動画・映像制作用語辞典 | 名古屋映像制作研究室
単焦点レンズ
「単焦点レンズ」とは、レンズが一つの焦点距離しか持たないことを表しています。ズームレンズのように焦点距離を自由に変えることができず、固定された一つの焦点距離でしか撮影できません。
「焦点距離が一定」という言葉から、カメラと被写体との距離が一定である必要があると勘違いしそうですが、距離が一定なのは、レンズとカメラ内部のセンサーまでの距離です。ズームレンズとは違いレンズが動かないため、画角も一定となりますから、必要な構図のためには被写体との距離を調整する必要があり、カメラを移動することになります。あるいは、焦点距離(画角)が異なる、他の単焦点レンズに交換します。
単焦点レンズの種類は、35mm、50mm、85mmなど、焦点距離によって言い表されるため、カメラマンはmmを距離としてではなく、画角の角度としてイメージしています。
余談ですが、白内障の人が手術をして水晶体を人工のレンズに替える時に入れるレンズには、多焦点レンズ、二焦点レンズ、単焦点レンズという種類があります。人間の目にはズーム機能がありますが、これらはすべて焦点距離が一定のレンズです。私は多焦点レンズを入れています。
焦点距離の長さによって映る範囲(画角)が変わる
焦点距離が短いレンズ
広角レンズと呼ばれ、広い範囲を写すことができます。
焦点距離が長いレンズ
望遠レンズと呼ばれ、狭い範囲を大きく写すことができます。
単焦点レンズの構造と開放F値の関係
レンズ構成のシンプルさ
ズームレンズのように複数のレンズを組み合わせて焦点距離を変化させる必要がないため、レンズの枚数が少なく済みます。レンズの枚数が少ないほど、光を通す妨げとなるものが少なく、より多くの光を取り込むことができます。結果、光学的な歪みや収差が少なく、よりクリアでシャープな画像が得られます。
設計の自由度
焦点距離が固定されているため、レンズの設計に自由度があります。より多くの光を集めるように最適化された設計にすることで、開放F値を大きくすることができます。F1.4やF1.8など、開放F値が明るいレンズが多く、背景をぼかして被写体を際立たせる美しいボケ味が得られます。
単焦点レンズが高価なわけ
単焦点レンズは、特定の焦点距離に特化することで、色収差や歪曲収差を極限まで抑えた光学設計が可能になりますが、この設計を実現するには、蛍石レンズや非球面レンズといった高価な特殊ガラス素材が不可欠です。また、レンズの研磨やコーティング、そして組み合わせる際の高い製造精度が求められ、熟練した技術と高価な設備が必要となります。

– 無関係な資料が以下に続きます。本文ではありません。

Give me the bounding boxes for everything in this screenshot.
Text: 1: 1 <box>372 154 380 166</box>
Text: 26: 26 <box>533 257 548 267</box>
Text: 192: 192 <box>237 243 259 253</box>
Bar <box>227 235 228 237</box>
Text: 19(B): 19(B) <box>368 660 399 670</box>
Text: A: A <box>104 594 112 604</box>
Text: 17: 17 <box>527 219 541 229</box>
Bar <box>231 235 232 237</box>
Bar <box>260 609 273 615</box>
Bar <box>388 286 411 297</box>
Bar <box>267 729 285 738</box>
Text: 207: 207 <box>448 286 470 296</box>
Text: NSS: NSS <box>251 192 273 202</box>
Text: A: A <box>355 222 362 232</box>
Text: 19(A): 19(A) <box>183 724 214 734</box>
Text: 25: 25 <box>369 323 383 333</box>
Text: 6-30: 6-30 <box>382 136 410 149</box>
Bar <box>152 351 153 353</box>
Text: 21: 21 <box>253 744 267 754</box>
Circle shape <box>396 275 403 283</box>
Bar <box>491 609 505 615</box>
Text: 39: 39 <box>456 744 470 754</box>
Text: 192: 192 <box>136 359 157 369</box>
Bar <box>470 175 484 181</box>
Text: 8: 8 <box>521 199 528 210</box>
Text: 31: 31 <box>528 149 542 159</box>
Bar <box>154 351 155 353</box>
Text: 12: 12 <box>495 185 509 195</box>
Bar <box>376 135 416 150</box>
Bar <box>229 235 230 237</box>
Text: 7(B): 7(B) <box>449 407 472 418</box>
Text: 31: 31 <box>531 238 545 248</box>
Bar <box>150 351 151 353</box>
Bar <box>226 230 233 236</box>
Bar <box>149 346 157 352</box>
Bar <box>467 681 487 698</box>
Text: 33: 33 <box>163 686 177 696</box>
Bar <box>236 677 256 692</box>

特にF値が小さい(明るい)単焦点レンズは、光を多く取り込むためにレンズの口径が大きくなり、素材費や製造費が増します。さらに、光の反射を抑える多層膜コーティングや、プロ仕様の防塵防滴構造、堅牢な鏡筒などもコストを押し上げます。開発に投じられる莫大な研究開発費や、ズームレンズに比べて少ない生産量も、単焦点レンズが高額になる理由です。これらの複合的な要因が、その価格に反映されています。

【関連用語】
1. ズームレンズ
焦点距離を連続的に変化させ、撮影範囲を拡大・縮小できるレンズのこと。一つのレンズで様々な画角に対応できるのが特徴。望遠レンズと広角レンズの両方の機能を兼ね備えているため、様々なシーンで活躍します。
2. 被写界深度
写真の中でピントが合っているように見える範囲のこと。絞り値やレンズの焦点距離、撮影距離によって変化します。浅い被写界深度では背景がぼけやすく、深い被写界深度では手前から奥までピントが合います。
3. 画角
レンズを通して見える範囲の広さを表す角度。広角レンズは広い範囲を、望遠レンズは狭い範囲を捉えます。画角によって写真の印象は大きく変わります。
4. 構図
写真全体のバランスや見た目の印象を決める要素。被写体の配置、線の流れ、余白の取り方など、様々な要素が組み合わさって構図が形成されます。
5. フレーム
写真の中に現れるすべての要素を囲む境界線のこと。写真全体の印象を大きく左右する要素で、被写体を際立たせたり、奥行き感を出すなど、様々な効果を生み出すことができます。